Tout n’est que ruines. Une centaine de civils périssent sous les bombes.
Les combats se poursuivront tout l’été. Avant que le 16 août 1944, les troupes de la 11° division blindée britannique ne libèrent la ville.


Une ville à la campagne

André Jidouard avait 17 ans. Il était l’un des quelques 6 000 habitants que comptait Argentan le 6 juin 1944, lorsque le bombardement a commencé.

"Le premier, le matin, autour de la gare, a fait quatre victimes. Le deuxième, vers 14 h, a détruit le pavillon Laënnec de l’hôpital, tuant les malades ainsi que d’autres civils. Les habitants de la ville ont décidé de fuir, d’autant que des tracts annonçant de nouveaux bombardements, avaient été envoyés par les Alliés. Seules quelques personnes ne demeurant pas prés de la ligne de chemin de fer sont restées. Les familles se sont dispersées dans les villages des alentours".

"Dans une petite ville, tout le monde se connaît. Qui n’avait pas d’amis à la campagne ?". La vie a continué. "Il y avait des pommes de terre, du blé. Les boulangers ont repris leur métier. Chacun avait une place dans une étable ou un coin de bâtiment. Les cultivateurs ont bien abattu des bêtes, élevé des poules et des lapins. Les Argentanais, eux, donnaient un coup de main aux moissons . Les bombes pendant ce temps là ont continué à tomber sur la ville".

"Les Argentanais y revenaient parfois, chercher des objets dans leurs maisons ou des légumes dans les jardins :
Du moins ceux qui n’avaient pas tout perdu . La migration a duré jusqu’en septembre.

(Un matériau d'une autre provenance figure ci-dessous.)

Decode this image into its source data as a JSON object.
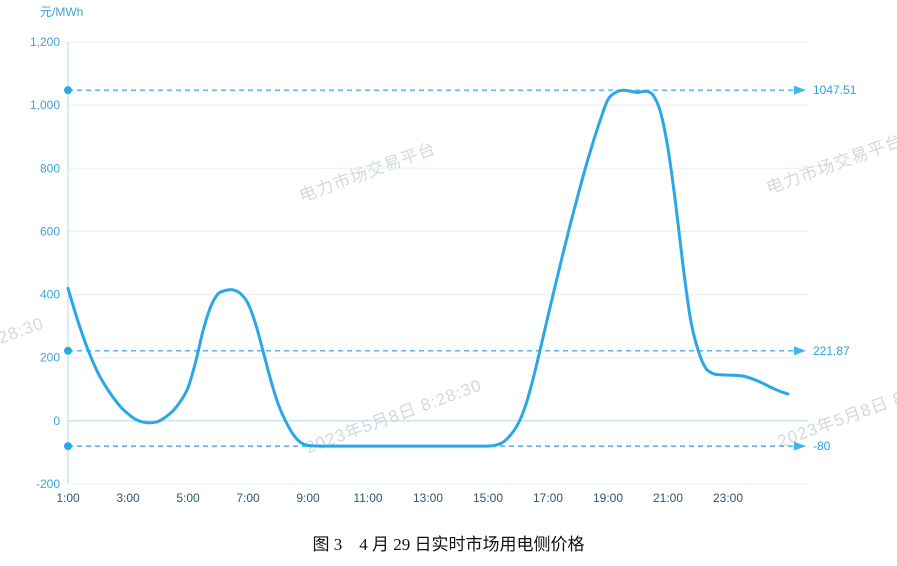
{
  "page": {
    "caption": "图 3　4 月 29 日实时市场用电侧价格"
  },
  "watermarks": {
    "platform": "电力市场交易平台",
    "timestamp": "2023年5月8日 8:28:30"
  },
  "chart_data": {
    "type": "line",
    "title": "",
    "xlabel": "",
    "ylabel": "元/MWh",
    "x_ticks": [
      "1:00",
      "3:00",
      "5:00",
      "7:00",
      "9:00",
      "11:00",
      "13:00",
      "15:00",
      "17:00",
      "19:00",
      "21:00",
      "23:00"
    ],
    "y_ticks": [
      -200,
      0,
      200,
      400,
      600,
      800,
      1000,
      1200
    ],
    "ylim": [
      -200,
      1200
    ],
    "xlim": [
      1,
      25
    ],
    "grid": true,
    "legend_position": "none",
    "series": [
      {
        "name": "实时市场用电侧价格",
        "x": [
          1,
          1.25,
          1.5,
          1.75,
          2,
          2.25,
          2.5,
          2.75,
          3,
          3.25,
          3.5,
          3.75,
          4,
          4.25,
          4.5,
          4.75,
          5,
          5.25,
          5.5,
          5.75,
          6,
          6.25,
          6.5,
          6.75,
          7,
          7.25,
          7.5,
          7.75,
          8,
          8.25,
          8.5,
          8.75,
          9,
          9.5,
          10,
          10.5,
          11,
          11.5,
          12,
          12.5,
          13,
          13.5,
          14,
          14.5,
          15,
          15.25,
          15.5,
          15.75,
          16,
          16.25,
          16.5,
          16.75,
          17,
          17.25,
          17.5,
          17.75,
          18,
          18.25,
          18.5,
          18.75,
          19,
          19.25,
          19.5,
          19.75,
          20,
          20.25,
          20.5,
          20.75,
          21,
          21.25,
          21.5,
          21.75,
          22,
          22.25,
          22.5,
          22.75,
          23,
          23.25,
          23.5,
          23.75,
          24,
          24.25,
          24.5,
          24.75,
          25
        ],
        "y": [
          420,
          340,
          268,
          205,
          152,
          110,
          75,
          45,
          22,
          5,
          -4,
          -6,
          -2,
          12,
          32,
          62,
          105,
          185,
          285,
          360,
          402,
          413,
          415,
          403,
          372,
          308,
          222,
          132,
          55,
          0,
          -42,
          -68,
          -78,
          -80,
          -80,
          -80,
          -80,
          -80,
          -80,
          -80,
          -80,
          -80,
          -80,
          -80,
          -80,
          -77,
          -68,
          -45,
          -10,
          48,
          132,
          230,
          332,
          432,
          530,
          625,
          715,
          802,
          882,
          955,
          1018,
          1040,
          1047,
          1044,
          1040,
          1044,
          1032,
          978,
          862,
          692,
          492,
          322,
          225,
          168,
          150,
          146,
          145,
          144,
          142,
          135,
          126,
          115,
          103,
          93,
          85
        ]
      }
    ],
    "reference_lines": [
      {
        "value": 1047.51,
        "label": "1047.51"
      },
      {
        "value": 221.87,
        "label": "221.87"
      },
      {
        "value": -80,
        "label": "-80"
      }
    ],
    "colors": {
      "line": "#2ba7e8",
      "reference": "#45b4ec",
      "grid": "#e2eef6",
      "axis": "#aed7ee",
      "y_label": "#3fa3d8",
      "x_label": "#2e5871",
      "ref_label": "#2e9fdf"
    }
  }
}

On a enterré cent cinquante morts. Les cheminots ont été les premiers à revenir dans la ville détruite à 87 % . "Ils ont réparé ce qui était réparable, et les premiers baraquements ont été construits".

"Il faut dire que les maison et les monuments qui n’avaient pas trop subi de dommages au cours des bombardements ont été dévastés par les tirs d’artillerie. Mais les gens ont fait avec. Quand nous sommes revenus, nous en avons vu qui privés de bureaux, avaient repris leur travail dehors".


La Souricière

En 1944, Raymond Marais, avait 21 ans. Il était réfractaire et se cachait. Il est retourné à Chambois chez ses parents au moment où la poche se fermait.
"Nous étions prisonniers comme des souris. Mes parents se croyaient à l’abri à l’écart de la route Falaise-L’Aigle.
C’est seulement aux alentours du 15 août que les agriculteurs se sont rendus compte que quelque chose de terrible allait leur arriver. "Les Allemands étaient très inquiets et l’artillerie mitraillait de façon intense".
"Les civils ont alors cherché des abris. "Je me suis trouvé dans une cave du 15 au 20 août. J’avais tellement peur que je ne me souviens pas d’avoir éprouvé quelque besoin que ce soit. Nous n’avons pas mangé et à la limite, la mort aurait presque été une libération".
"Les souvenirs affluent : La grand-mère assise sur sa chaise, dans la cave, l’allemand touché par un obus qui s’effondre dans les bras du jeune homme au moment d’arriver… Mais aussi le départ en catastrophe de la cave, parce que un "Kamikaze" allemand a fait sauter son char dans un geste de désespoir et que toute la ferme risquait de prendre feu".
"C’était un spectacle d’apocalypse. Les branches des pommiers et les bêtes crevées s’entremêlaient, les chars étaient figés ça et là. Et les cadavres restaient là où ils étaient tombés".
"Après un passage à gué sur la Dives, la famille de Raymond a suivi un passage parallèle au "couloir de la mort".
C’est alors qu’ils ont vu un uniforme derrière un arbre : "Le bras qui nous faisait signe de continuer était Kaki. C’était celui d’un soldat allié venu en avant-garde : Nous étions libérés".